RDF to DSpace Simple Archive Format

We are in the process of ingesting a backlog of 400+ digitised legacy publications (from as far back as the 1970s) into SALDRU’s production DSpace instance at work [1]. The digitised PDF documents were shared via Dropbox and corresponding RDF files (containing metadata records) [2] sent seperately.
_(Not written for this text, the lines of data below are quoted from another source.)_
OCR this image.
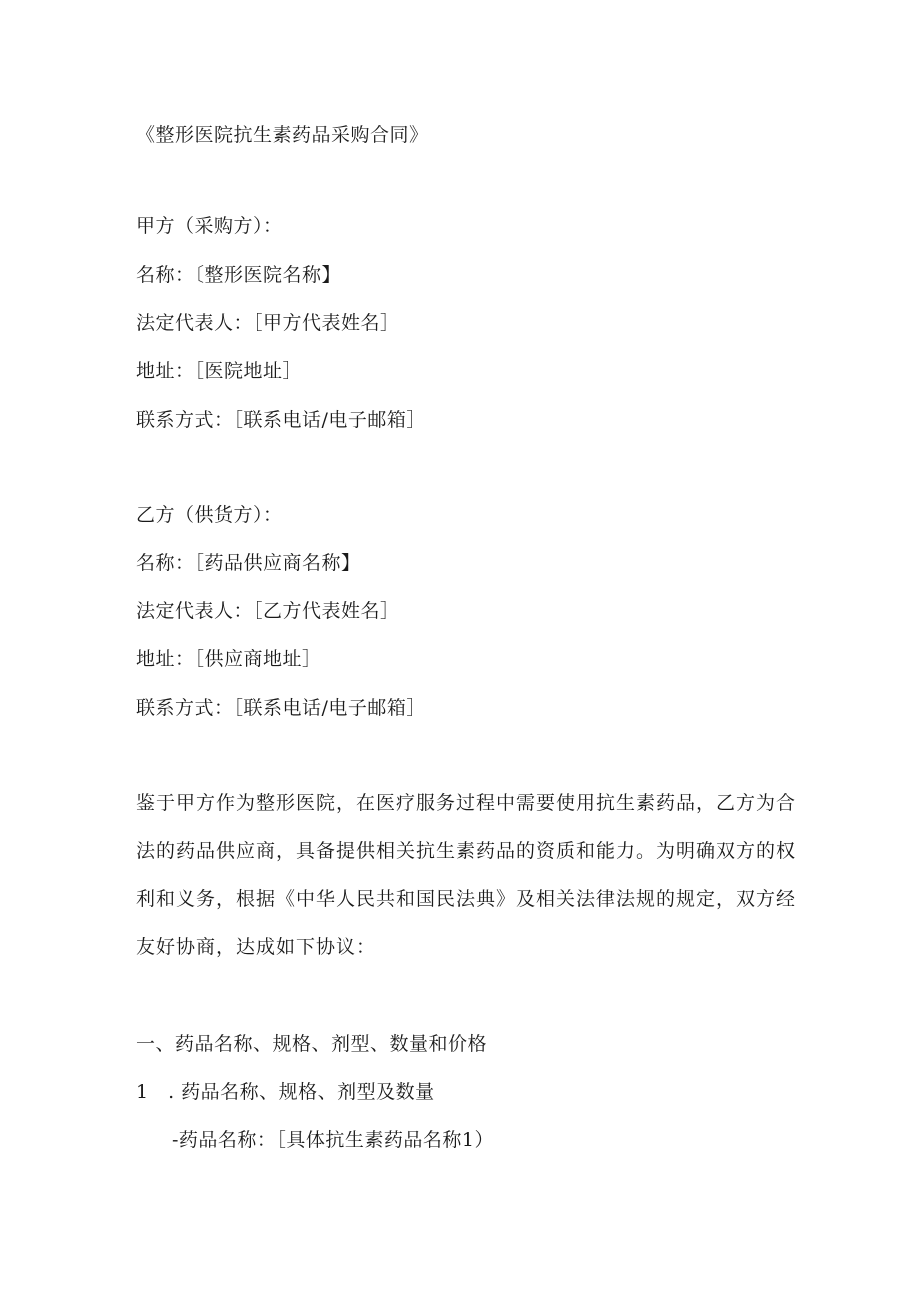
《整形医院抗生素药品采购合同》
甲方（采购方）：
名称：〔整形医院名称】
法定代表人：［甲方代表姓名］
地址：［医院地址］
联系方式：［联系电话/电子邮箱］
乙方（供货方）：
名称：［药品供应商名称】
法定代表人：［乙方代表姓名］
地址：［供应商地址］
联系方式：［联系电话/电子邮箱］
鉴于甲方作为整形医院，在医疗服务过程中需要使用抗生素药品，乙方为合法的药品供应商，具备提供相关抗生素药品的资质和能力。为明确双方的权利和义务，根据《中华人民共和国民法典》及相关法律法规的规定，双方经友好协商，达成如下协议：
一、药品名称、规格、剂型、数量和价格
1　. 药品名称、规格、剂型及数量
-药品名称：［具体抗生素药品名称1）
I resorted to using DSpace’s Simple Archive Format [3] using a Python script that uses the metadata elements in the RDF files to dynamically create the archive directories for each resource; create corresponding dublin_core.xml and content files; barrow down into my Dropbox folder to search for the PDF files and copy them to related archive directories.

Psedocode

The logic used to implement the script is very rudimentary and in shown below in it’s basic form

For each RDF file
   For each record
      create archive directory
      build& write dublin_core.xml file
      barrow into Dropbox folder& check for corresponding bitstream (PDF file)
      copy bitstream
      create content file

Code

Function to scrap off metadata elements from RDF file and subsequently create archives for individuals resources.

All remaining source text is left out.